Helen Smith has managed to create a reality where the easy way out solution is key to everything. Paedophilia a scare? Let's shut down schools and libraries so our children are no longer exposed to strangers. Rape on the increase? Lock the women at home, strip them of their right to work and then cover them head to toe when they do venture out. The Arts inflaming hearts and instigating change? Abolish them, hunt down the artists and make sure they are made an example. Now that this is all done, Helen Smith challenges you to think; Safe or sorry?

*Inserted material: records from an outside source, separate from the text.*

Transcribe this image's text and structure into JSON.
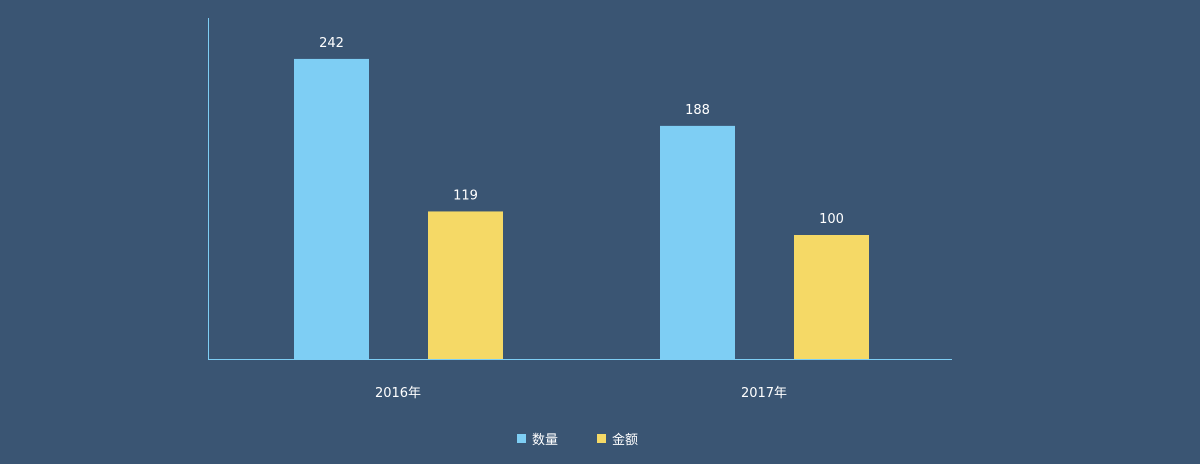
{
  "chart_data": {
    "type": "bar",
    "title": "",
    "xlabel": "",
    "ylabel": "",
    "categories": [
      "2016年",
      "2017年"
    ],
    "series": [
      {
        "name": "数量",
        "values": [
          242,
          188
        ],
        "color": "#7ecef4"
      },
      {
        "name": "金额",
        "values": [
          119,
          100
        ],
        "color": "#f5d966"
      }
    ],
    "ylim": [
      0,
      275
    ],
    "grid": false,
    "legend_position": "bottom-center",
    "axis_color": "#7ecef4",
    "background": "#3a5573"
  }
}
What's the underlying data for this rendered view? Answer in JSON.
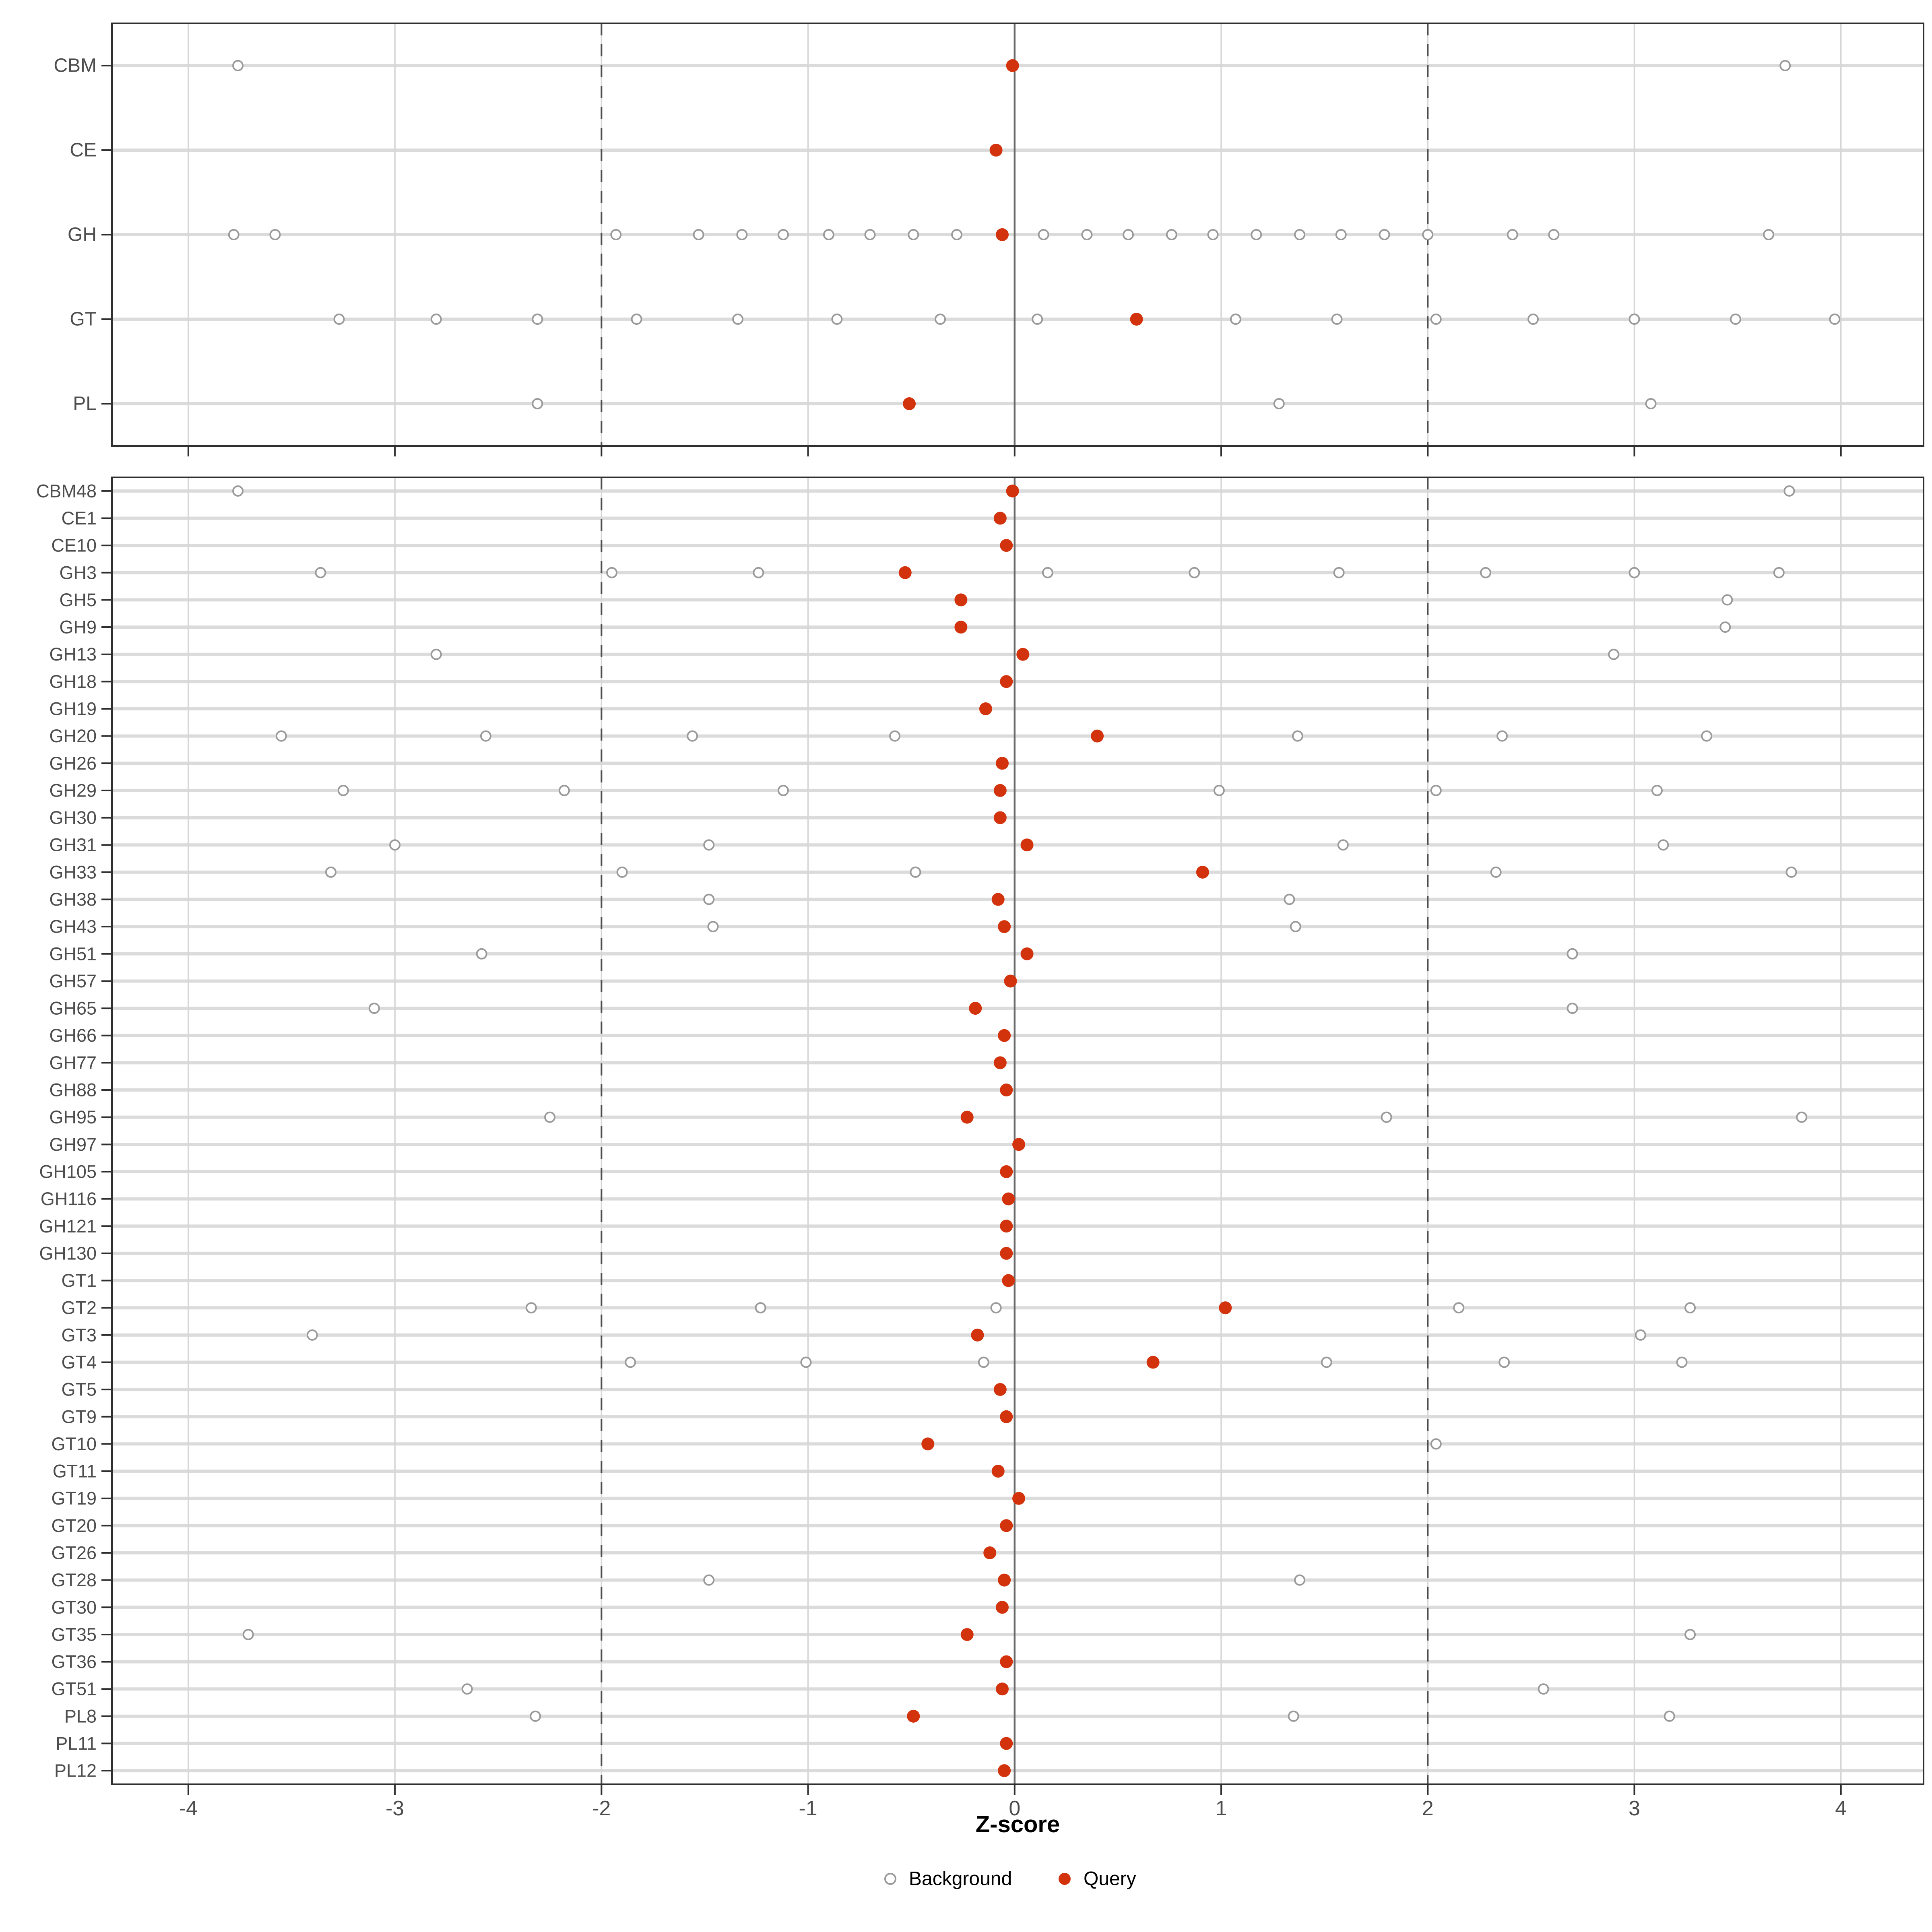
{
  "chart_data": {
    "type": "scatter",
    "title": "",
    "xlabel": "Z-score",
    "xlim": [
      -4.37,
      4.4
    ],
    "x_ticks": [
      -4,
      -3,
      -2,
      -1,
      0,
      1,
      2,
      3,
      4
    ],
    "grid": "on",
    "legend_position": "bottom",
    "reference_lines": {
      "solid_at": 0,
      "dashed_at": [
        -2,
        2
      ]
    },
    "legend": [
      {
        "label": "Background",
        "marker": "open-circle"
      },
      {
        "label": "Query",
        "marker": "filled-circle"
      }
    ],
    "panels": [
      {
        "name": "class-level",
        "rows": [
          {
            "label": "CBM",
            "query": -0.01,
            "background": [
              -3.76,
              3.73
            ]
          },
          {
            "label": "CE",
            "query": -0.09,
            "background": []
          },
          {
            "label": "GH",
            "query": -0.06,
            "background": [
              -3.78,
              -3.58,
              -1.93,
              -1.53,
              -1.32,
              -1.12,
              -0.9,
              -0.7,
              -0.49,
              -0.28,
              0.14,
              0.35,
              0.55,
              0.76,
              0.96,
              1.17,
              1.38,
              1.58,
              1.79,
              2.0,
              2.41,
              2.61,
              3.65
            ]
          },
          {
            "label": "GT",
            "query": 0.59,
            "background": [
              -3.27,
              -2.8,
              -2.31,
              -1.83,
              -1.34,
              -0.86,
              -0.36,
              0.11,
              1.07,
              1.56,
              2.04,
              2.51,
              3.0,
              3.49,
              3.97
            ]
          },
          {
            "label": "PL",
            "query": -0.51,
            "background": [
              -2.31,
              1.28,
              3.08
            ]
          }
        ]
      },
      {
        "name": "family-level",
        "rows": [
          {
            "label": "CBM48",
            "query": -0.01,
            "background": [
              -3.76,
              3.75
            ]
          },
          {
            "label": "CE1",
            "query": -0.07,
            "background": []
          },
          {
            "label": "CE10",
            "query": -0.04,
            "background": []
          },
          {
            "label": "GH3",
            "query": -0.53,
            "background": [
              -3.36,
              -1.95,
              -1.24,
              0.16,
              0.87,
              1.57,
              2.28,
              3.0,
              3.7
            ]
          },
          {
            "label": "GH5",
            "query": -0.26,
            "background": [
              3.45
            ]
          },
          {
            "label": "GH9",
            "query": -0.26,
            "background": [
              3.44
            ]
          },
          {
            "label": "GH13",
            "query": 0.04,
            "background": [
              -2.8,
              2.9
            ]
          },
          {
            "label": "GH18",
            "query": -0.04,
            "background": []
          },
          {
            "label": "GH19",
            "query": -0.14,
            "background": []
          },
          {
            "label": "GH20",
            "query": 0.4,
            "background": [
              -3.55,
              -2.56,
              -1.56,
              -0.58,
              1.37,
              2.36,
              3.35
            ]
          },
          {
            "label": "GH26",
            "query": -0.06,
            "background": []
          },
          {
            "label": "GH29",
            "query": -0.07,
            "background": [
              -3.25,
              -2.18,
              -1.12,
              0.99,
              2.04,
              3.11
            ]
          },
          {
            "label": "GH30",
            "query": -0.07,
            "background": []
          },
          {
            "label": "GH31",
            "query": 0.06,
            "background": [
              -3.0,
              -1.48,
              1.59,
              3.14
            ]
          },
          {
            "label": "GH33",
            "query": 0.91,
            "background": [
              -3.31,
              -1.9,
              -0.48,
              2.33,
              3.76
            ]
          },
          {
            "label": "GH38",
            "query": -0.08,
            "background": [
              -1.48,
              1.33
            ]
          },
          {
            "label": "GH43",
            "query": -0.05,
            "background": [
              -1.46,
              1.36
            ]
          },
          {
            "label": "GH51",
            "query": 0.06,
            "background": [
              -2.58,
              2.7
            ]
          },
          {
            "label": "GH57",
            "query": -0.02,
            "background": []
          },
          {
            "label": "GH65",
            "query": -0.19,
            "background": [
              -3.1,
              2.7
            ]
          },
          {
            "label": "GH66",
            "query": -0.05,
            "background": []
          },
          {
            "label": "GH77",
            "query": -0.07,
            "background": []
          },
          {
            "label": "GH88",
            "query": -0.04,
            "background": []
          },
          {
            "label": "GH95",
            "query": -0.23,
            "background": [
              -2.25,
              1.8,
              3.81
            ]
          },
          {
            "label": "GH97",
            "query": 0.02,
            "background": []
          },
          {
            "label": "GH105",
            "query": -0.04,
            "background": []
          },
          {
            "label": "GH116",
            "query": -0.03,
            "background": []
          },
          {
            "label": "GH121",
            "query": -0.04,
            "background": []
          },
          {
            "label": "GH130",
            "query": -0.04,
            "background": []
          },
          {
            "label": "GT1",
            "query": -0.03,
            "background": []
          },
          {
            "label": "GT2",
            "query": 1.02,
            "background": [
              -2.34,
              -1.23,
              -0.09,
              2.15,
              3.27
            ]
          },
          {
            "label": "GT3",
            "query": -0.18,
            "background": [
              -3.4,
              3.03
            ]
          },
          {
            "label": "GT4",
            "query": 0.67,
            "background": [
              -1.86,
              -1.01,
              -0.15,
              1.51,
              2.37,
              3.23
            ]
          },
          {
            "label": "GT5",
            "query": -0.07,
            "background": []
          },
          {
            "label": "GT9",
            "query": -0.04,
            "background": []
          },
          {
            "label": "GT10",
            "query": -0.42,
            "background": [
              2.04
            ]
          },
          {
            "label": "GT11",
            "query": -0.08,
            "background": []
          },
          {
            "label": "GT19",
            "query": 0.02,
            "background": []
          },
          {
            "label": "GT20",
            "query": -0.04,
            "background": []
          },
          {
            "label": "GT26",
            "query": -0.12,
            "background": []
          },
          {
            "label": "GT28",
            "query": -0.05,
            "background": [
              -1.48,
              1.38
            ]
          },
          {
            "label": "GT30",
            "query": -0.06,
            "background": []
          },
          {
            "label": "GT35",
            "query": -0.23,
            "background": [
              -3.71,
              3.27
            ]
          },
          {
            "label": "GT36",
            "query": -0.04,
            "background": []
          },
          {
            "label": "GT51",
            "query": -0.06,
            "background": [
              -2.65,
              2.56
            ]
          },
          {
            "label": "PL8",
            "query": -0.49,
            "background": [
              -2.32,
              1.35,
              3.17
            ]
          },
          {
            "label": "PL11",
            "query": -0.04,
            "background": []
          },
          {
            "label": "PL12",
            "query": -0.05,
            "background": []
          }
        ]
      }
    ]
  },
  "colors": {
    "query": "#d3330c",
    "background_stroke": "#9a9a9a",
    "row_gridline": "#dbdbdb",
    "v_gridline": "#d6d6d6",
    "dashed_line": "#4d4d4d",
    "zero_line": "#6b6b6b",
    "panel_border": "#2f2f2f",
    "tick": "#2f2f2f",
    "axis_text": "#4d4d4d",
    "title_text": "#000000"
  }
}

Lucas and Angela are a married couple who live in this new London. Lucas, very much in love with his wife works at the Ministry as a miracle inspector whose job consists of checking out reports of people who say they have witnessed a miracle and validating the authenticity of those claims. Angela is a bored housewife who has hopes and dreams but spends most of her days memorising the long names of dinosaurs from the encyclopedias she salvaged from the local library before it shut down just to get through the mundane task of shaking out the mat and polishing the taps. That is until one day, Lucas's godfather Jesmond, stops by and hands Angela a journal full of poems and letters that provide for a sort of entertainment in her life. Lucas and Angela are both barely in their early twenties and yet life seems to have aged them well before their time.

Lucas meets Maureen (a former newsreader) who claims that her daughter Christina is the miracle. The only proof to her claim is that the child only smiles when she likes someone. Lucas introduces his wife to Maureen and her daughter, an unwise move in these terrible times as women are only allowed to associate with female relatives. Things take a different and dangerous turn for Lucas and Angela and their lives are completely changed.

This is a very interesting thought-provoking book. A fantastic book club pick. I enjoyed its directness and the power it gives to the reader's imagination to fill in the gaps rendering it a work of horror at times. Although laced with humour this is far from a humorous read. Dark and disturbing where at times survival alone is a miracle in disguise!